As long as major stock indices around the world keep soaring (forget for a moment the carnage in smaller stocks), and as long as bonds trade at near all-time highs, and as long as the yield of dubious government debt is close to zero or below zero so that borrowing has become a profit center for governments and a loss center for investors, as long as we live in this wondrous world, who cares about the global economy?
This is a resounding theme. Super-ugly data about Japan’s economy piles up, and people say, “Yeah but look, the Nikkei surges.” And this discussion is over.
It doesn’t matter that the Nikkei surges as the Bank of Japan is buying every JGB that isn’t nailed down. It’s buying them from banks, pension funds, and individual investors to pile them up on its balance sheet where they can be selectively defaulted on without sparking social chaos. Everyone seems to have accepted the alternative to social chaos, namely a gradual loss of “wealth.”
Interesting read...especially this paragraph
OK, I get it.

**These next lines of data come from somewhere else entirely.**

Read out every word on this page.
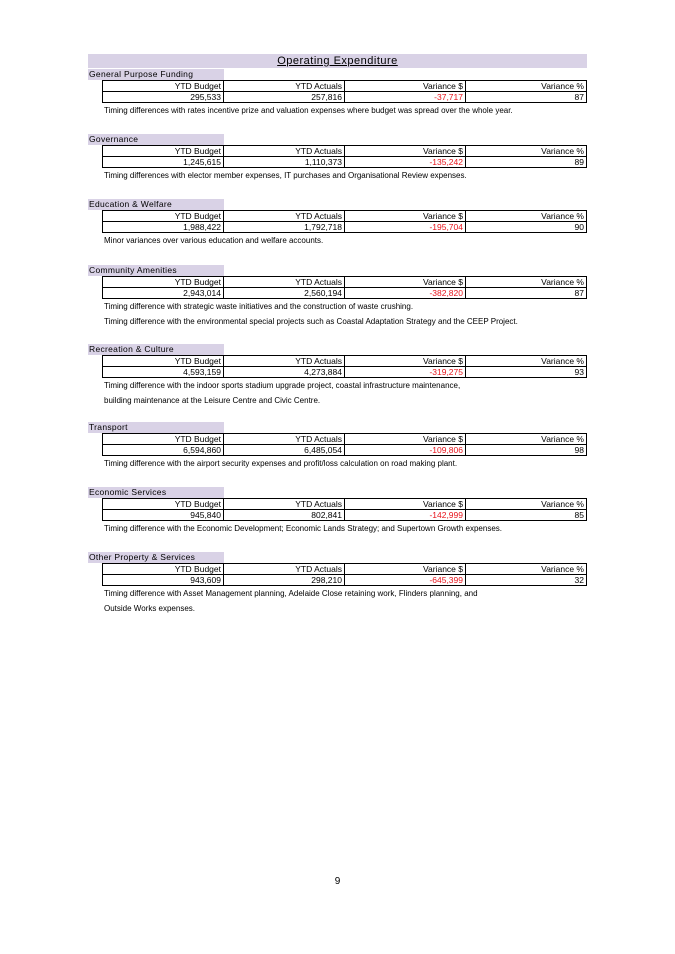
Operating Expenditure
General Purpose Funding
YTD Budget	YTD Actuals	Variance $	Variance %
295,533	257,816	-37,717	87
Timing differences with rates incentive prize and valuation expenses where budget was spread over the whole year.
Governance
YTD Budget	YTD Actuals	Variance $	Variance %
1,245,615	1,110,373	-135,242	89
Timing differences with elector member expenses, IT purchases and Organisational Review expenses.
Education & Welfare
YTD Budget	YTD Actuals	Variance $	Variance %
1,988,422	1,792,718	-195,704	90
Minor variances over various education and welfare accounts.
Community Amenities
YTD Budget	YTD Actuals	Variance $	Variance %
2,943,014	2,560,194	-382,820	87
Timing difference with strategic waste initiatives and the construction of waste crushing.
Timing difference with the environmental special projects such as Coastal Adaptation Strategy and the CEEP Project.
Recreation & Culture
YTD Budget	YTD Actuals	Variance $	Variance %
4,593,159	4,273,884	-319,275	93
Timing difference with the indoor sports stadium upgrade project, coastal infrastructure maintenance,
building maintenance at the Leisure Centre and Civic Centre.
Transport
YTD Budget	YTD Actuals	Variance $	Variance %
6,594,860	6,485,054	-109,806	98
Timing difference with the airport security expenses and profit/loss calculation on road making plant.
Economic Services
YTD Budget	YTD Actuals	Variance $	Variance %
945,840	802,841	-142,999	85
Timing difference with the Economic Development; Economic Lands Strategy; and Supertown Growth expenses.
Other Property & Services
YTD Budget	YTD Actuals	Variance $	Variance %
943,609	298,210	-645,399	32
Timing difference with Asset Management planning, Adelaide Close retaining work, Flinders planning, and
Outside Works expenses.
9
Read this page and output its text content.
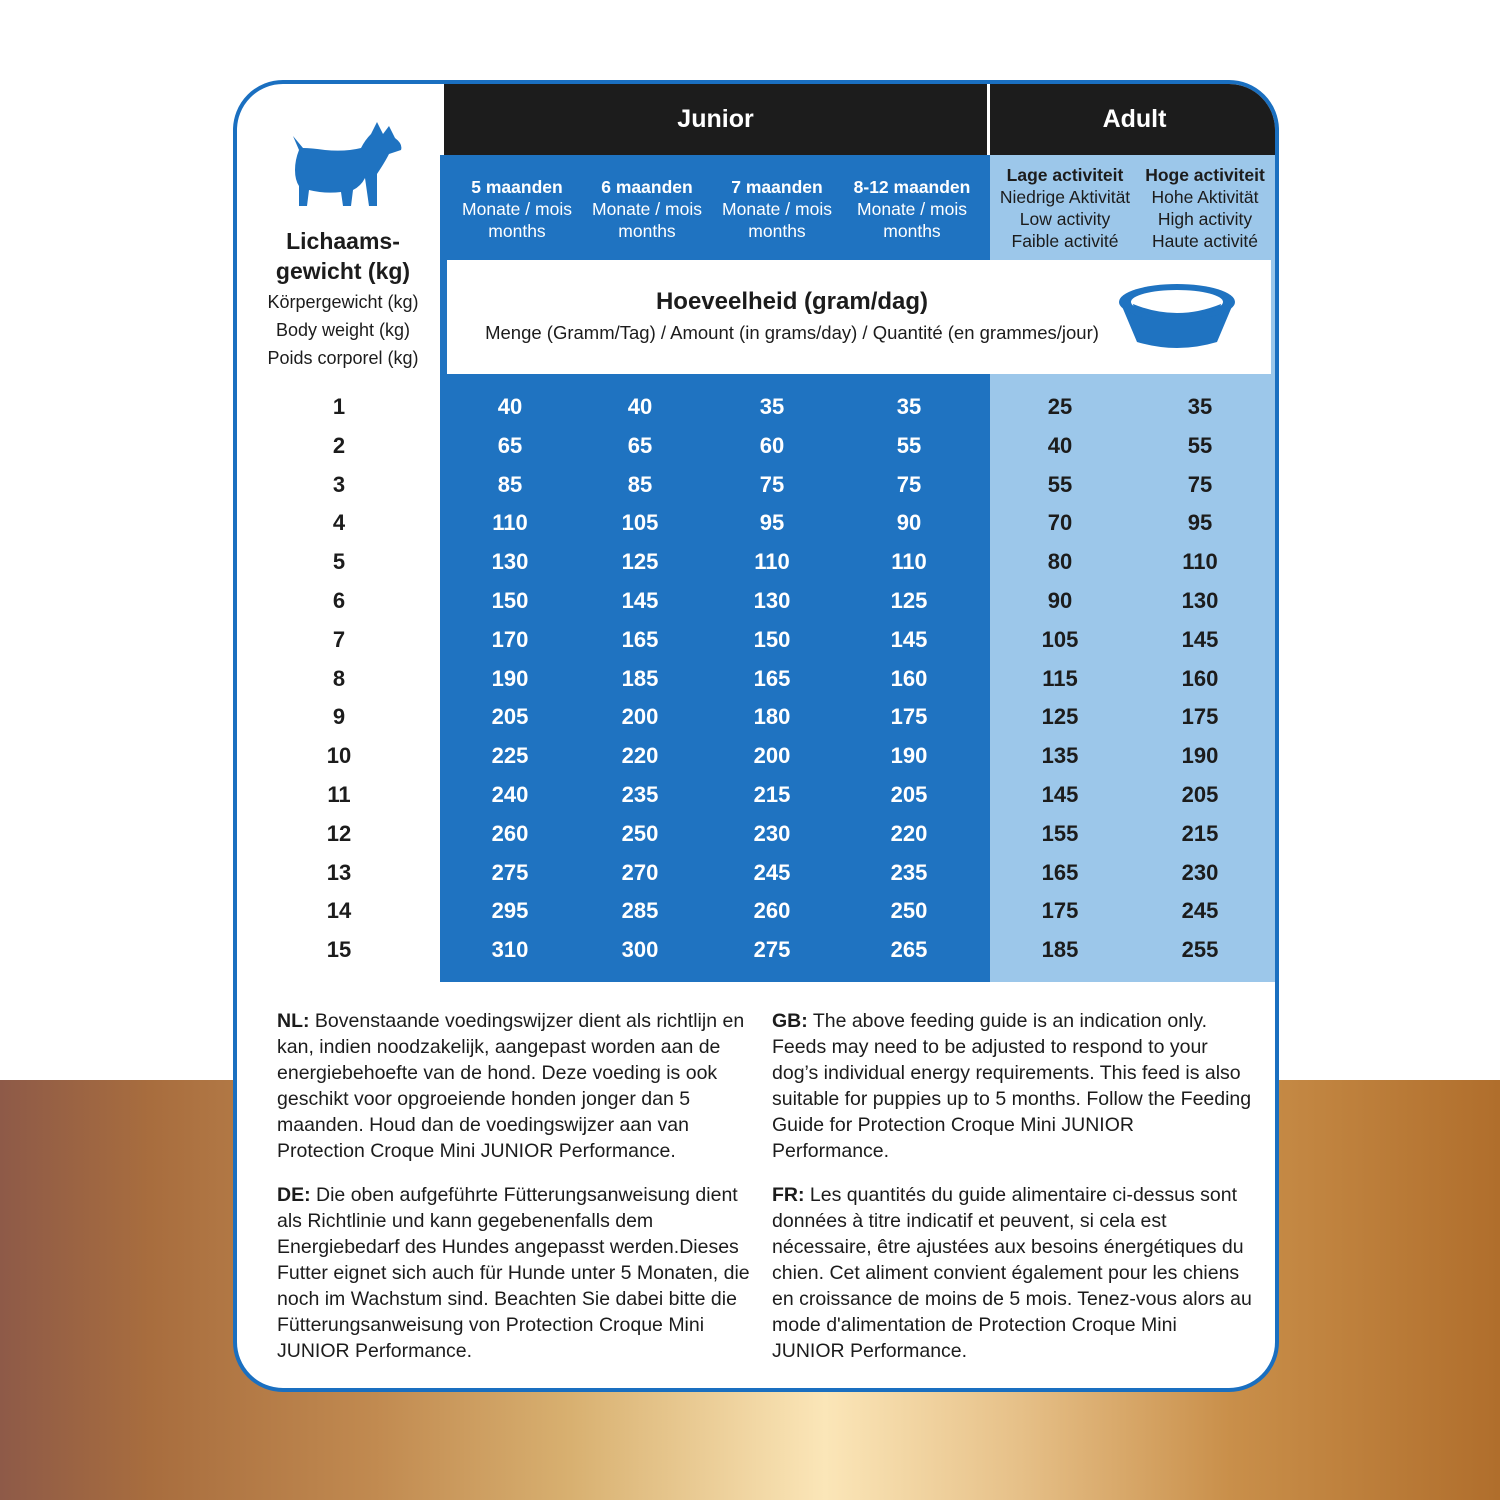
Junior	Adult
Lichaams-
gewicht (kg)
Körpergewicht (kg)
Body weight (kg)
Poids corporel (kg)
5 maanden
Monate / mois
months
6 maanden
Monate / mois
months
7 maanden
Monate / mois
months
8-12 maanden
Monate / mois
months
Lage activiteit
Niedrige Aktivität
Low activity
Faible activité
Hoge activiteit
Hohe Aktivität
High activity
Haute activité
Hoeveelheid (gram/dag)
Menge (Gramm/Tag) / Amount (in grams/day) / Quantité (en grammes/jour)
1	40	40	35	35	25	35
2	65	65	60	55	40	55
3	85	85	75	75	55	75
4	110	105	95	90	70	95
5	130	125	110	110	80	110
6	150	145	130	125	90	130
7	170	165	150	145	105	145
8	190	185	165	160	115	160
9	205	200	180	175	125	175
10	225	220	200	190	135	190
11	240	235	215	205	145	205
12	260	250	230	220	155	215
13	275	270	245	235	165	230
14	295	285	260	250	175	245
15	310	300	275	265	185	255
NL: Bovenstaande voedingswijzer dient als richtlijn en kan, indien noodzakelijk, aangepast worden aan de energiebehoefte van de hond. Deze voeding is ook geschikt voor opgroeiende honden jonger dan 5 maanden. Houd dan de voedingswijzer aan van Protection Croque Mini JUNIOR Performance.
GB: The above feeding guide is an indication only. Feeds may need to be adjusted to respond to your dog’s individual energy requirements. This feed is also suitable for puppies up to 5 months. Follow the Feeding Guide for Protection Croque Mini JUNIOR Performance.
DE: Die oben aufgeführte Fütterungsanweisung dient als Richtlinie und kann gegebenenfalls dem Energiebedarf des Hundes angepasst werden.Dieses Futter eignet sich auch für Hunde unter 5 Monaten, die noch im Wachstum sind. Beachten Sie dabei bitte die Fütterungsanweisung von Protection Croque Mini JUNIOR Performance.
FR: Les quantités du guide alimentaire ci-dessus sont données à titre indicatif et peuvent, si cela est nécessaire, être ajustées aux besoins énergétiques du chien. Cet aliment convient également pour les chiens en croissance de moins de 5 mois. Tenez-vous alors au mode d'alimentation de Protection Croque Mini JUNIOR Performance.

Things are coming unglued despite – not because of – worldwide money-printing binges, enormous government deficits, and years of ZIRP. The cost of capital has disappeared as a factor in decision making. A tsunami of liquidity has purposefully inflated asset prices around the world to breath-taking levels. Risks no longer matter. Yet, it’s still not enough to generate “sustainable,” as he called it, economic growth. And much more of the same is needed.